Raimondo-Chafee set to freeze COLAs, put all in hybrid plan

General Treasurer Gina Raimondo offered the most detailed preview yet on Friday of what her much-anticipated pension reform legislation will include, as she called on union leaders to drop their opposition to the plan.

In an interview on WPRI 12’s “Newsmakers,” Raimondo outlined the planks of the plan that’s taking shape – notably a suspension of cost-of-living adjustments (COLAs), a transition to a hybrid plan for active workers, and a reamortization of the state’s $7.3 billion unfunded pension liability – while emphasizing the details are still in flux.

“If you’ve worked for 20 years, you’ve earned X already, my view is, that’s yours – you’ve earned it,” Raimondo said. “It’s my intent to submit something that doesn’t touch anything that you’ve earned.
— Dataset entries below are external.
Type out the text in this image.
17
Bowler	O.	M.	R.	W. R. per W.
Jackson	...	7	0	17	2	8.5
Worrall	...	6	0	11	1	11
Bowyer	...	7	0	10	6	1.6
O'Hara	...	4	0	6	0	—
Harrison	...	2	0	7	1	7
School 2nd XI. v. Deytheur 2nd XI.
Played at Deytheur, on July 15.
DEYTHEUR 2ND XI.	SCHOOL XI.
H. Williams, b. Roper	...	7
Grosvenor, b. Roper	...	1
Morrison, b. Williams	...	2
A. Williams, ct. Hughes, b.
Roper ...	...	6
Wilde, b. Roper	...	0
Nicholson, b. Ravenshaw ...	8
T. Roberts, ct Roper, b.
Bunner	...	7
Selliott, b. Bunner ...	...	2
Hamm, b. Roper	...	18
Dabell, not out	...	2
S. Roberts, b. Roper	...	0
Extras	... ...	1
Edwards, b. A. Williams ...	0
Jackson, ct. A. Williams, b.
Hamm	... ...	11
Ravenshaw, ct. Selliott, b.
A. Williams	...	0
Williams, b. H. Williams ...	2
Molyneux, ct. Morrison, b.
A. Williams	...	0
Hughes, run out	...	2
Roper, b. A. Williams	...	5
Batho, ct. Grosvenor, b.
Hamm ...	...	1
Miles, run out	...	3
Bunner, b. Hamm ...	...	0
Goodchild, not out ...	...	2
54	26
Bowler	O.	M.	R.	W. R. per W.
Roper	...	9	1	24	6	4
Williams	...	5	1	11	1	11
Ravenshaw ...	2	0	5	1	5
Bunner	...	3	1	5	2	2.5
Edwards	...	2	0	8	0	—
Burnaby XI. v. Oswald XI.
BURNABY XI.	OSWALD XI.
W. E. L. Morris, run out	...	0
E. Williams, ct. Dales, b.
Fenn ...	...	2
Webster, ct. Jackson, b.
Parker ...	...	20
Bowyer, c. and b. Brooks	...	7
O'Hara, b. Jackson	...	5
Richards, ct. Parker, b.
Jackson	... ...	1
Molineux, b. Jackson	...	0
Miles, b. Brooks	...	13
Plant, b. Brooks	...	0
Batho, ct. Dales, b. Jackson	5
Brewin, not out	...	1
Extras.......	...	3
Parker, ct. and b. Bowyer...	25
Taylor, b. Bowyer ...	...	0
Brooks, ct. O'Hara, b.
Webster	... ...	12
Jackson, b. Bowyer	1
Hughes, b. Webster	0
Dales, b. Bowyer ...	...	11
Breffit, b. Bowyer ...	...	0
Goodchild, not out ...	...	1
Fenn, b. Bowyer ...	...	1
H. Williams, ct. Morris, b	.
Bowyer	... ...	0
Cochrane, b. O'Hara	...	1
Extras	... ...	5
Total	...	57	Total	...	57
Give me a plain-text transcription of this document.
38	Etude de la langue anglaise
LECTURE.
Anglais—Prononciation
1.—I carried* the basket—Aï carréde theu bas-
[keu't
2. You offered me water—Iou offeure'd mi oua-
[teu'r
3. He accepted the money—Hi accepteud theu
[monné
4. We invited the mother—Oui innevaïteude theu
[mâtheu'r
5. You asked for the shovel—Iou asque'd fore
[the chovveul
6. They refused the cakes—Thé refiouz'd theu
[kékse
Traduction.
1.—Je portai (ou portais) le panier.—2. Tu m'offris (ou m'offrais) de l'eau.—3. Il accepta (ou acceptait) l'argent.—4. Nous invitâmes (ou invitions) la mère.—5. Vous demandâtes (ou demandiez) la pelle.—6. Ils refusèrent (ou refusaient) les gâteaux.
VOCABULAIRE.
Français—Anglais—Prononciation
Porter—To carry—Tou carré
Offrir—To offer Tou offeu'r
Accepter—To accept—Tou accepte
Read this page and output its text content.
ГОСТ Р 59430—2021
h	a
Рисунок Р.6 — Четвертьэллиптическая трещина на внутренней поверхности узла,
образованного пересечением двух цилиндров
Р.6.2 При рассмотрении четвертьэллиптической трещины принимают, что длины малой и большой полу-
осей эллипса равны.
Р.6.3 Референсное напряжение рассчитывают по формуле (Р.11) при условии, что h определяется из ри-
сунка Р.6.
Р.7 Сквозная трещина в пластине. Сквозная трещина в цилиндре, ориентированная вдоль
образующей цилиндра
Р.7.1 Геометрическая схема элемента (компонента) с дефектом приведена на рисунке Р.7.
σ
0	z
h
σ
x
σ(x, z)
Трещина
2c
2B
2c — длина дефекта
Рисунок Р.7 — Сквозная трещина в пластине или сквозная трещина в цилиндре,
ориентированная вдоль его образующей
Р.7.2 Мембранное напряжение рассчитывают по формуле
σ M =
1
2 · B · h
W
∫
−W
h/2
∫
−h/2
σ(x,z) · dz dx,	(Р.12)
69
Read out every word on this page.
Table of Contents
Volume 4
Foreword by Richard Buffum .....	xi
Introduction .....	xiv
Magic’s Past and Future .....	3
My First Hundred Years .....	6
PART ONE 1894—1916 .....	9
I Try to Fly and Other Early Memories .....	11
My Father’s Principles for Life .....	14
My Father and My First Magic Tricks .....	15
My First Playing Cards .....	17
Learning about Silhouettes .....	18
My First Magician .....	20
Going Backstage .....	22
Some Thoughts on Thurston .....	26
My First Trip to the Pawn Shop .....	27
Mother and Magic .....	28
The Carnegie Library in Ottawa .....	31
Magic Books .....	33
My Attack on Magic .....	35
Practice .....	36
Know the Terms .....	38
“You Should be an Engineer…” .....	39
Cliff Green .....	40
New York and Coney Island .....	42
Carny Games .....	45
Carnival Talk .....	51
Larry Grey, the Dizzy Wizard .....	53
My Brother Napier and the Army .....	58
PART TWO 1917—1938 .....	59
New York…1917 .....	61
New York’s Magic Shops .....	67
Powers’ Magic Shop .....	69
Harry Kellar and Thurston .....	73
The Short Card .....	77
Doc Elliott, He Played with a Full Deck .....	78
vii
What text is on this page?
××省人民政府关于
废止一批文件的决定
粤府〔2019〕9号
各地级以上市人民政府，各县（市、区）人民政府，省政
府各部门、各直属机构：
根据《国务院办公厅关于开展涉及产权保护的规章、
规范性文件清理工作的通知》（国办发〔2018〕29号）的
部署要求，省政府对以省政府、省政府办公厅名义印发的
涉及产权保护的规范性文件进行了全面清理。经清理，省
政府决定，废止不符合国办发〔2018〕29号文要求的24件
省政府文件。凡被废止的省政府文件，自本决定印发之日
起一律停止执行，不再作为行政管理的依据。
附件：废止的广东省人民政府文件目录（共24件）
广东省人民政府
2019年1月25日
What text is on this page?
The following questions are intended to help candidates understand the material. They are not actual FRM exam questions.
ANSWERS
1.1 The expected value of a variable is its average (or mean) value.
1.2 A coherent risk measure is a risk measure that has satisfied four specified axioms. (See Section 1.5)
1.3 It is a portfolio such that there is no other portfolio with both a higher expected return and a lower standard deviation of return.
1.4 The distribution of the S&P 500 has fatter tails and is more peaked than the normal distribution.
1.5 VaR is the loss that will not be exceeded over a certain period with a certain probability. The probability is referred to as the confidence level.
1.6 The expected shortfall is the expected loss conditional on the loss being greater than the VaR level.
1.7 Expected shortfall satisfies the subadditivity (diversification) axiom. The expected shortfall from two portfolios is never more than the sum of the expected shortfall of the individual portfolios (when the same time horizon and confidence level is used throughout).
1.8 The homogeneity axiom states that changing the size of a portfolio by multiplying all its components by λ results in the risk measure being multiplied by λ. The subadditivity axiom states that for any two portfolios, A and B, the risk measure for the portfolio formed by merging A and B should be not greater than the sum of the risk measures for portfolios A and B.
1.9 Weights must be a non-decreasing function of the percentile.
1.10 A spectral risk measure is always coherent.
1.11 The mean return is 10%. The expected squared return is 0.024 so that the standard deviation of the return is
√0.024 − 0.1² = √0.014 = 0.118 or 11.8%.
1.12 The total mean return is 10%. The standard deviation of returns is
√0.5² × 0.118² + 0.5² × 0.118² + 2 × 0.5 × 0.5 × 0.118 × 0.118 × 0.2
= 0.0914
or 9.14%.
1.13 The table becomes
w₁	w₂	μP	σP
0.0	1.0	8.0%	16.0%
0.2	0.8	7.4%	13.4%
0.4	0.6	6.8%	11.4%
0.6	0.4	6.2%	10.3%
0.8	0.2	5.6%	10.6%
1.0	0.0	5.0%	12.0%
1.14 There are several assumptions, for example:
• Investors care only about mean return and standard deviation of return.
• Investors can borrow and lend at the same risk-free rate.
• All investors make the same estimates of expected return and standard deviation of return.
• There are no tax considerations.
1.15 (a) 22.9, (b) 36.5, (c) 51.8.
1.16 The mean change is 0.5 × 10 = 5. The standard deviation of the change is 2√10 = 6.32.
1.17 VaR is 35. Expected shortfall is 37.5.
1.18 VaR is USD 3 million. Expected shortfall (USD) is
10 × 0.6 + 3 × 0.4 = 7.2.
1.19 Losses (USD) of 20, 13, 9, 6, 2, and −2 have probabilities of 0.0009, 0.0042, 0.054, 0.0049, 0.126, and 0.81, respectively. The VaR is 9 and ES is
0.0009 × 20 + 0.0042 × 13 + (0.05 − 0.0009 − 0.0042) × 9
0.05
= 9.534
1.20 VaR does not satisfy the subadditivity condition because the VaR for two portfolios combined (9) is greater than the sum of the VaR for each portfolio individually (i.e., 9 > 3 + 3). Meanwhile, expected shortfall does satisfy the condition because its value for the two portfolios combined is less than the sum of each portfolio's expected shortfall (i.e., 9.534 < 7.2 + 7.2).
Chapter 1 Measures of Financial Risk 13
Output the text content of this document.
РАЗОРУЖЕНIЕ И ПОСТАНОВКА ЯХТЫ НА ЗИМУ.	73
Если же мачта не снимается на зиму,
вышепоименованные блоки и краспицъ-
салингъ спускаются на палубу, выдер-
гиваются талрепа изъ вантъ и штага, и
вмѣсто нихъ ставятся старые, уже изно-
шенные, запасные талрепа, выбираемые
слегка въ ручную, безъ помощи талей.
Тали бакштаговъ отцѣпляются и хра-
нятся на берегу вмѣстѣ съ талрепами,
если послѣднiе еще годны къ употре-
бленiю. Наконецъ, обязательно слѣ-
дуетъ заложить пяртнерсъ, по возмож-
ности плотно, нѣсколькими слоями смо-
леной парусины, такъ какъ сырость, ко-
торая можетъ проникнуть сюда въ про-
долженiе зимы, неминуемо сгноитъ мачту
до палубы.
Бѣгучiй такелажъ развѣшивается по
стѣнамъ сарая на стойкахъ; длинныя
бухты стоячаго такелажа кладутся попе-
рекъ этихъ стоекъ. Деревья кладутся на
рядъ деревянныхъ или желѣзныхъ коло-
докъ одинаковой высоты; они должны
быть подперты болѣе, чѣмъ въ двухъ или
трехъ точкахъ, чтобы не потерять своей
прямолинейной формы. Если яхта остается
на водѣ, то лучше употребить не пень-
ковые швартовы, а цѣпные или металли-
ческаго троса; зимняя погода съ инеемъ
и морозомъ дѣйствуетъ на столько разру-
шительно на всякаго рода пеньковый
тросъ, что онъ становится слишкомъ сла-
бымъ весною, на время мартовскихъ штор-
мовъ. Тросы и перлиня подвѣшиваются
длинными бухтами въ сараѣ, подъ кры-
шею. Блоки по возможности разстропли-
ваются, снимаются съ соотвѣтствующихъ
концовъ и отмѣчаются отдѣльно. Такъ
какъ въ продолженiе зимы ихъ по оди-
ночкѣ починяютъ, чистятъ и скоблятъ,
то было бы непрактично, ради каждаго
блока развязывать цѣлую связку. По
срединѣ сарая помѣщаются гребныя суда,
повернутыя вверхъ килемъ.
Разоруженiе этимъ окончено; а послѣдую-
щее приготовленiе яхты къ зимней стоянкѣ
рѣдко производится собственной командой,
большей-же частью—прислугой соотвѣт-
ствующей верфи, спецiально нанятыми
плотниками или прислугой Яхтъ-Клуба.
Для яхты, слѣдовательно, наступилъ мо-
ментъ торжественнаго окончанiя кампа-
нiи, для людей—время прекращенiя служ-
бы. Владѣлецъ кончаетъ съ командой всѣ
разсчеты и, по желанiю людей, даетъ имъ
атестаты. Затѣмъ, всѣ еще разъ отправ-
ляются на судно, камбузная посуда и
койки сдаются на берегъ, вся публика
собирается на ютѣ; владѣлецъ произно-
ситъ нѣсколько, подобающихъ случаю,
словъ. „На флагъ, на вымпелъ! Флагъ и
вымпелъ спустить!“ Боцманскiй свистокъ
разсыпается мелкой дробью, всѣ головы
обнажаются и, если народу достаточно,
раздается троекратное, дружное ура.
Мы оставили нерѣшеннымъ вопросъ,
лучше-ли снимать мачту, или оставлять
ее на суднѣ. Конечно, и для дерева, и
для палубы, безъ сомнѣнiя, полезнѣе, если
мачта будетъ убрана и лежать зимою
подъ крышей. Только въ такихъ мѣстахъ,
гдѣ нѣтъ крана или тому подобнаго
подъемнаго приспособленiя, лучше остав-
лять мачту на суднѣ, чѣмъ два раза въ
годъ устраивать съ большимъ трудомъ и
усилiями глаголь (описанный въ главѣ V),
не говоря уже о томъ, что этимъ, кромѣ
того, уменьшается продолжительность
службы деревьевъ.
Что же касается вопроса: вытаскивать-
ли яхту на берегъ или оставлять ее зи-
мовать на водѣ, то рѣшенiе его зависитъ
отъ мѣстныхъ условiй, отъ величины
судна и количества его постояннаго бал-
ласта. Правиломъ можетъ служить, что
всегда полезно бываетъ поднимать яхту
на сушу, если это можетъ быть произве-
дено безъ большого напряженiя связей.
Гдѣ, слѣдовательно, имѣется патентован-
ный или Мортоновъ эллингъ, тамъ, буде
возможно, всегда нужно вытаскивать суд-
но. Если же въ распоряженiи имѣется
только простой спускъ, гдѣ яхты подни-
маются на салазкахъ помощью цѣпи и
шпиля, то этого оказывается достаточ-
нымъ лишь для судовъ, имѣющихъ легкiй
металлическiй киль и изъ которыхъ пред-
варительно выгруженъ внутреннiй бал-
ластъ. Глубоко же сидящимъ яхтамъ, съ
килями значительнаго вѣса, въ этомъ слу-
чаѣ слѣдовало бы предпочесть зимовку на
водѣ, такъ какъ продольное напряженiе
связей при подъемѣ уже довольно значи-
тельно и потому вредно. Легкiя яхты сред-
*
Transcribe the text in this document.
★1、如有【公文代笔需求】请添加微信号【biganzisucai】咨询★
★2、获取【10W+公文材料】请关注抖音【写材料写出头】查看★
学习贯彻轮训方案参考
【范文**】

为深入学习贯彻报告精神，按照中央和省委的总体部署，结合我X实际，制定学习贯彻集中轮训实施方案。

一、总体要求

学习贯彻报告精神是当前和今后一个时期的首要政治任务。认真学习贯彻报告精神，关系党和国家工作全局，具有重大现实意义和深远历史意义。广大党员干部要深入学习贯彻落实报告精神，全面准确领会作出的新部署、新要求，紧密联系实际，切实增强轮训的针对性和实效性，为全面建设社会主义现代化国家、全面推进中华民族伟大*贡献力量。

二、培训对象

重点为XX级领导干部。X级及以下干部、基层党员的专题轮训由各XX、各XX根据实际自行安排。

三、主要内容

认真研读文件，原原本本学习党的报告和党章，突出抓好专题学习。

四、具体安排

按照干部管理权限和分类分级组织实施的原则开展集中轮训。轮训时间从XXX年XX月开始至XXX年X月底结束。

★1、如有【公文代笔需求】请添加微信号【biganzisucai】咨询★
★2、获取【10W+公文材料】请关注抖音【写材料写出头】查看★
But on a go-forward basis, things might have to change.”

The legislation Raimondo and Gov. Lincoln Chafee are drafting will be released during the first two weeks of October. Lawmakers are expected to return for their special session after Oct. 10. The treasurer said she thinks union opposition will be the biggest hurdle they face in crafting a solution she supports.

“The pension reform that I propose – that the governor and I propose – will be in everyone’s best interest,” Raimondo said. “People are worried about ‘What’s happening to my COLA?’ They should be worried about ‘Will I get a pension?’ So if the labor leadership and the labor folks want to just say, ‘No, no, no,’ they’re doing a huge disservice to their members and every person in the state of Rhode Island.”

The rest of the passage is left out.